It often is not as simple as "hello" but very often the right thing, at the right time, can cement loyalty between a boss and his or her subordinate.
Far too many people have stories about things bosses said that instantly destroyed their relationship (even if the employee was unable to act right away). While it may be more fun to share those negative examples, it is important to realize and recognize that just as a sentence (or two) can permanently damage the relationship a subordinate has with their supervisor, the same can be said for the right words at the right time.
From my first real post-college job where my boss' boss told me, "I'll never take credit for something you did, but will take credit for letting you do it," to a more recent supervisor who admitted, "I don't really understand this strategy, but I trust you so go ahead," I have had my share of positive experiences.
And so have many others.
Like the global senior computer executive who recalls back to working for a local businessman who had a production facility on his property in high school, who mistakenly tried to clear a jammed machine with a metal screwdriver and shorted out the entire facility as well as the owner's home. The owner arrived with wet hair, in his bathrobe, looked around and assessed the situation and said, "that was a learning experience," reset the breaker and returned to his house. "It taught me the way to handle a screw up without making an employee feel demeaned," vividly recalls this professional more than 30 years later.
Another recalls starting out in a new job when another department head tried blame him for something that was not his fault. He fearfully approached his supervisor, whom he was just getting to know and told him the whole story firsthand, accepted "blame" and was ready to take his lumps.
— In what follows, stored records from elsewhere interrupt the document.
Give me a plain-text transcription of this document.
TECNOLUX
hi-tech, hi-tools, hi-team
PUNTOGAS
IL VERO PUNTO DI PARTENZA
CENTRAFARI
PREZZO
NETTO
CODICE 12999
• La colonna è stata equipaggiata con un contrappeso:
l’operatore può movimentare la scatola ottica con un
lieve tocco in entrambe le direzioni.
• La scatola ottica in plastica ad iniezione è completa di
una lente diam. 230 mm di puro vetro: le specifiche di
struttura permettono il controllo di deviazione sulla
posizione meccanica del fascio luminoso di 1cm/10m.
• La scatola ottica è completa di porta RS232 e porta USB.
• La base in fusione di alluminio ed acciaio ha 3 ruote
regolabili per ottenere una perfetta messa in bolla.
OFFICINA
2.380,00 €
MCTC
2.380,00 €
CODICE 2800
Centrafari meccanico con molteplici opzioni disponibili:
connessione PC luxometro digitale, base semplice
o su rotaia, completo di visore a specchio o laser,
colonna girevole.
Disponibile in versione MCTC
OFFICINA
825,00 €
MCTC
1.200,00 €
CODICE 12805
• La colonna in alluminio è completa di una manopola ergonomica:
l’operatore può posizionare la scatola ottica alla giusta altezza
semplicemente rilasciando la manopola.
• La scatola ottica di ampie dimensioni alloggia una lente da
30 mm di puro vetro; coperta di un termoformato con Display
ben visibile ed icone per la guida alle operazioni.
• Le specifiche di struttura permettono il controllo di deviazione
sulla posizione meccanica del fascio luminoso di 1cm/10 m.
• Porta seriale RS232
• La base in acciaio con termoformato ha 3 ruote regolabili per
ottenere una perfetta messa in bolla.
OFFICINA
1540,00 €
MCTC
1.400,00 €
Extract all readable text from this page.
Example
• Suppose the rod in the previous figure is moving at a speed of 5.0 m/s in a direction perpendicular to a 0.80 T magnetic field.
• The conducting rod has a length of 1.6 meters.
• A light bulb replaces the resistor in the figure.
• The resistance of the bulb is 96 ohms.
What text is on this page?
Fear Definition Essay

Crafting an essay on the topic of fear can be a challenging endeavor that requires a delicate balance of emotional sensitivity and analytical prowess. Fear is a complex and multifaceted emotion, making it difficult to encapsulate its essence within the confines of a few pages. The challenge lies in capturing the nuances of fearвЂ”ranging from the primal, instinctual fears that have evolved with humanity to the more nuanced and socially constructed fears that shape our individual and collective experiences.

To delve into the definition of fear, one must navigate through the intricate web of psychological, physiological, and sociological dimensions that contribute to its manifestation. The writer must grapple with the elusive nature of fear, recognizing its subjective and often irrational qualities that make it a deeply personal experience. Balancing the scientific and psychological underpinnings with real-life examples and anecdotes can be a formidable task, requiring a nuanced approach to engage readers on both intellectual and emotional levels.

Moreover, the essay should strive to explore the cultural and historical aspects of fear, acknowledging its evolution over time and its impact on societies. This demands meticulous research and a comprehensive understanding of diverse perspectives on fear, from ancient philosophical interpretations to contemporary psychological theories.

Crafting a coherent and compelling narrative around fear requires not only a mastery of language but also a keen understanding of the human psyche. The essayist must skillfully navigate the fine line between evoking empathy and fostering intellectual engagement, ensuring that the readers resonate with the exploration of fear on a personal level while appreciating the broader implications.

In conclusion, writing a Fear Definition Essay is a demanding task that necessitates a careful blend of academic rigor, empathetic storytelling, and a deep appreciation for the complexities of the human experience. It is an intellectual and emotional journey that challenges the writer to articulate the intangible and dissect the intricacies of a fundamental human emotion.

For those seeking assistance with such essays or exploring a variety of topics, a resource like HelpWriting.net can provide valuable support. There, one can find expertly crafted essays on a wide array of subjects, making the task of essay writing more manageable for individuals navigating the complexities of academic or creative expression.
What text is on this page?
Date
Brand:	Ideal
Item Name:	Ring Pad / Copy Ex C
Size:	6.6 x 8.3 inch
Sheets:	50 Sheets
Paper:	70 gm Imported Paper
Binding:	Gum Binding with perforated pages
That supervisor instantly earned his new subordinate's loyalty, respect and goodwill by picking up the phone, calling the other department head and saying "if you have an issue with someone on my team you call me. Don't lash out at them. It's my fault." Many years later the lesson -- and the loyalty remain strong "he taught me the importance of a boss taking a bullet for his people."
Other quotes that made a difference to workers fall into several categories:
Encouraging employees to believe in themselves:
- "Never ask someone to do something you wouldn't do yourself."
- "Knowing and honestly identifying your worst case scenario, are you willing to live with that?"
- "If you allow fear and panic to dictate your actions, you're going to mess up."
- "What did you learn today? Tell me why you think that."
- "What can I do to help you today?"
- "You are probably the smartest person in the room, but there will come a time where that will annoy you."
After a particularly difficult weekend where the employee was called in to work the boss took him aside and said, "I know we couldn't have done it without you, I cannot do anything for you now, but come January we'll take care of you." (The employee felt the supervisor was being honest about the situation, and the boss came through)
While most (departments) held either no retreat or a half day retreat, he held an annual four-day required retreat for all of his staff to get away and truly become a team. While I was technically a nine-to-five staff person, I was invited to (the retreat) as well as any and all evening outings or planning programs. I really enjoyed spending the extra time there with the team outside of my paid hours. I could never say this about every job!
So how about it? Any other pithy, smart and meaningful things that bosses have said to you that demonstrated that they valued you not only as a person but as members of their team?